State law mandated an independent audit be done to determine a county's share of any "bonds, contractual obligations, and any other indebtedness or liabilities of the district that are outstanding on the date of such county's withdrawal."
Chancery Judge Hollis McGehee in September 2012 ruled Lamar County could leave Pat Harrison. In 2013, McGehee ruled against the Pat Harrison's calculation that Lamar County's "contractual obligations," including perpetual support of the parks, would run about $18.6 million.
The Supreme Court's decision could decide the obligations of two other counties — Jasper and Forrest — that voted to sever their association with the Pat Harrison district.
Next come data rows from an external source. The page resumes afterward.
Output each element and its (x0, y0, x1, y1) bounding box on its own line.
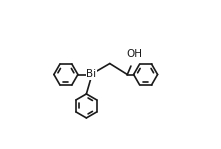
Text: OH: OH (126, 49, 142, 59)
Text: Bi: Bi (86, 69, 97, 80)
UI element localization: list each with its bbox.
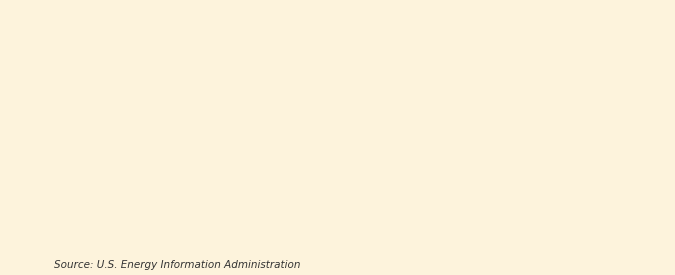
Point — [88, 90, 99, 95]
Y-axis label: Thousand Barrels: Thousand Barrels — [15, 83, 25, 180]
Point — [474, 76, 485, 81]
Point — [551, 84, 562, 89]
Title: Annual Illinois Stocks at Refineries, Bulk Terminals, and Natural Gas Plants of : Annual Illinois Stocks at Refineries, Bu… — [78, 21, 649, 34]
Point — [204, 192, 215, 196]
Point — [165, 127, 176, 132]
Text: Source: U.S. Energy Information Administration: Source: U.S. Energy Information Administ… — [54, 260, 300, 270]
Point — [242, 68, 253, 72]
Point — [358, 95, 369, 99]
Point — [281, 70, 292, 74]
Point — [628, 89, 639, 93]
Point — [589, 99, 600, 103]
Point — [320, 98, 331, 102]
Point — [435, 119, 446, 124]
Point — [127, 99, 138, 104]
Point — [397, 86, 408, 91]
Point — [512, 66, 523, 71]
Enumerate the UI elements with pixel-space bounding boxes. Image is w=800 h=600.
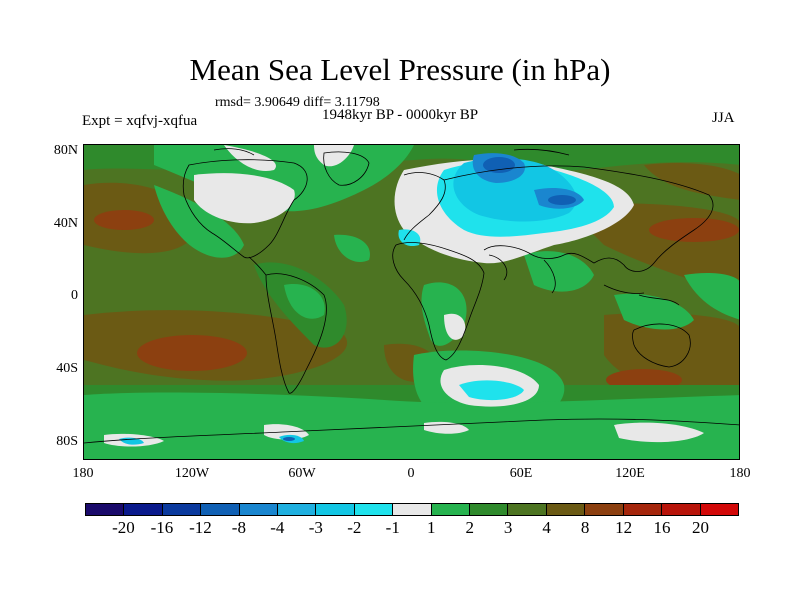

Jasper County officials say they were paying $168,000 a year to the district. Forrest County was paying about $460,000 a year.
In a dissenting opinion joined by three other colleagues, Justice Josiah Dennis Coleman said the majority erred by not considering whether future financial obligations were essential to the district's continued existence. Coleman said the contractual obligations do not cease with Lamar County's withdrawal.
"Rather, their yoke survives only to be shouldered by the remaining members of the district. Should (Thursday's) result lead to a mass exodus, woe to the last county standing that would alone bear the contractual obligations," Coleman said.
Presiding Justice Jess Dickinson wrote in the majority opinion that nothing in the statute "obligates a county, after withdrawal, to pay the district's future maintenance and operational obligations that have not been incurred and are not outstanding on withdrawal."
"If a withdrawing county must pay to perpetually operate and maintain the District's water parks and other structures, why would the Legislature have created a withdrawal statute in the first place?" Dickinson wrote.
Pearl River's Davis said the Legislature has helped out the district by promising $600,000 over three years while "we get more time to find alternative sources of funding to operate after 2017."
The other counties that left the Pearl River district were Attala, Lawrence and Copiah.